Investors and analysts reacted quickly to the potential legislative defeat of President Biden's Build Back Better Act. Yet, history says it is too early to write off the passage of significant legislation because it defines a presidency.
In 1993, then-President Bill Clinton faced a similar fight over his budget bill, which included a mix of spending cuts and tax increases aimed to reduce the budget deficit by roughly $500 billion over the next five years.
Similar to today, Republicans were strongly opposed to the legislation, arguing it would do little to reduce the federal deficit and undermine the economy with a list of new taxes. Most Democrats, who had the majority in the Senate 56 to 44, expressed lukewarm support of the legislation but decided to support it only because it was the only viable alternative of doing nothing.

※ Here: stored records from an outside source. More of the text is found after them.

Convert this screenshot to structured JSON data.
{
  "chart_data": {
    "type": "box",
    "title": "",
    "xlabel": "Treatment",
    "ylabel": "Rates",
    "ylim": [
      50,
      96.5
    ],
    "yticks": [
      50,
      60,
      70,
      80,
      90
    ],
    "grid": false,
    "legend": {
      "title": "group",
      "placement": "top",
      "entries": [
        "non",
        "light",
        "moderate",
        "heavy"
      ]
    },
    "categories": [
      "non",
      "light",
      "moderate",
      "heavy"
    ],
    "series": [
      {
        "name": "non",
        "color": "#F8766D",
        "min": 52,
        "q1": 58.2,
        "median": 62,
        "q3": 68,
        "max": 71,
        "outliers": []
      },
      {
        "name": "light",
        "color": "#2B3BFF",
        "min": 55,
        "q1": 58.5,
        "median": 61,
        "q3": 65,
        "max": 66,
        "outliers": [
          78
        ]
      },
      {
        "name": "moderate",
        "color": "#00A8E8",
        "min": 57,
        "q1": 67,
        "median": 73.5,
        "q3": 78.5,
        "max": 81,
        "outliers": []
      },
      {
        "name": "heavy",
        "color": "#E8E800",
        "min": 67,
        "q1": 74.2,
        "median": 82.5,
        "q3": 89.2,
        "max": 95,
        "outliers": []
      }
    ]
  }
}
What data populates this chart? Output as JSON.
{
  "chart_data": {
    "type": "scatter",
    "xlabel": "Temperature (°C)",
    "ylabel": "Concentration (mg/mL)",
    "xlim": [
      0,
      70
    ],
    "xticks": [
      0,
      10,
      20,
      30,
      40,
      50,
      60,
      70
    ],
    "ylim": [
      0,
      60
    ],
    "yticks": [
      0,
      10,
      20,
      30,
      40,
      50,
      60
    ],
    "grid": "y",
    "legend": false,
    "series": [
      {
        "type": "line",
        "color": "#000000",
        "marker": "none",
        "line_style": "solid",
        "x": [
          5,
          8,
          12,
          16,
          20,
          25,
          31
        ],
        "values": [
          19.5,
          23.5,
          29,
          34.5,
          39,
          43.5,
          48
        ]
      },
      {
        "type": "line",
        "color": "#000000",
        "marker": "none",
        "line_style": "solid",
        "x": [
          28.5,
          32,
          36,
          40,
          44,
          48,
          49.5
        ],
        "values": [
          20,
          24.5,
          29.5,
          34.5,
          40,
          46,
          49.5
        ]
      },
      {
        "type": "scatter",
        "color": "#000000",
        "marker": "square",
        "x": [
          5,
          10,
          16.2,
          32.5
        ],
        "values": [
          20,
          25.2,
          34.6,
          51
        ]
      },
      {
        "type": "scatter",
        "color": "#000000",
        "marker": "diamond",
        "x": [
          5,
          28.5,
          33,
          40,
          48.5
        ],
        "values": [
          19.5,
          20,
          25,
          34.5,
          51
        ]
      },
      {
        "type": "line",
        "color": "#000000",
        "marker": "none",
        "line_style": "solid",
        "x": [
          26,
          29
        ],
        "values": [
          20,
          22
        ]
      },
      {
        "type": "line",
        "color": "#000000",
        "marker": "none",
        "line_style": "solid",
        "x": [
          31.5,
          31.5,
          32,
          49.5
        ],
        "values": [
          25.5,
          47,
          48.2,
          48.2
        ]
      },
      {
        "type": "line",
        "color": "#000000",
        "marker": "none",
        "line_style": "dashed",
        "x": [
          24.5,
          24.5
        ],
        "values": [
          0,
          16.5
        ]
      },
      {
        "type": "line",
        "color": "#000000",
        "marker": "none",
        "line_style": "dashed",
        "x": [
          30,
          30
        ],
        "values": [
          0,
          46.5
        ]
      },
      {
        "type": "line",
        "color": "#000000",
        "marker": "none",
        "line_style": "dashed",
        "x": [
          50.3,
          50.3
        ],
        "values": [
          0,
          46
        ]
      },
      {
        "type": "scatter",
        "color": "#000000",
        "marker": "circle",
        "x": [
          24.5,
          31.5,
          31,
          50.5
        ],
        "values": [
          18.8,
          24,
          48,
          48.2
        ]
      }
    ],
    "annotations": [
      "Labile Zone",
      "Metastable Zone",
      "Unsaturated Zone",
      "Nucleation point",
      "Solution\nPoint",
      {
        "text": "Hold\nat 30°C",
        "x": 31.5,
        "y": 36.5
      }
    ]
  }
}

But the final vote was in doubt until Senator Bob Kerry (Democrat-Nebraska) ended weeks of negotiations by saying he would cast a vote in favor of the legislation. Senator Kerry felt the pressure of the moment, stating on the floor of the Senate, "President Clinton, if you are watching now, as I suspect you are, I tell you this: I could not and should not cast a vote that brings down your presidency . . . ,"
In the end, Clinton's budget bill passed the Senate by a vote of 51 to 50, with Vice President Gore casting the deciding vote. With the Senate evenly split today (50 Republicans and 48 Democrats and two independents who caucus with the Democrats), it would require a vote by Vice President Kamala Harris to pass the Build Back Better Act.
Senator Manchin finds himself in the same "hot seat." I would be willing to bet Mr. Manchin will ultimately reach a compromise with President Biden in early 2022 since he too would not want to be responsible for defeating defining legislation of Biden's presidency.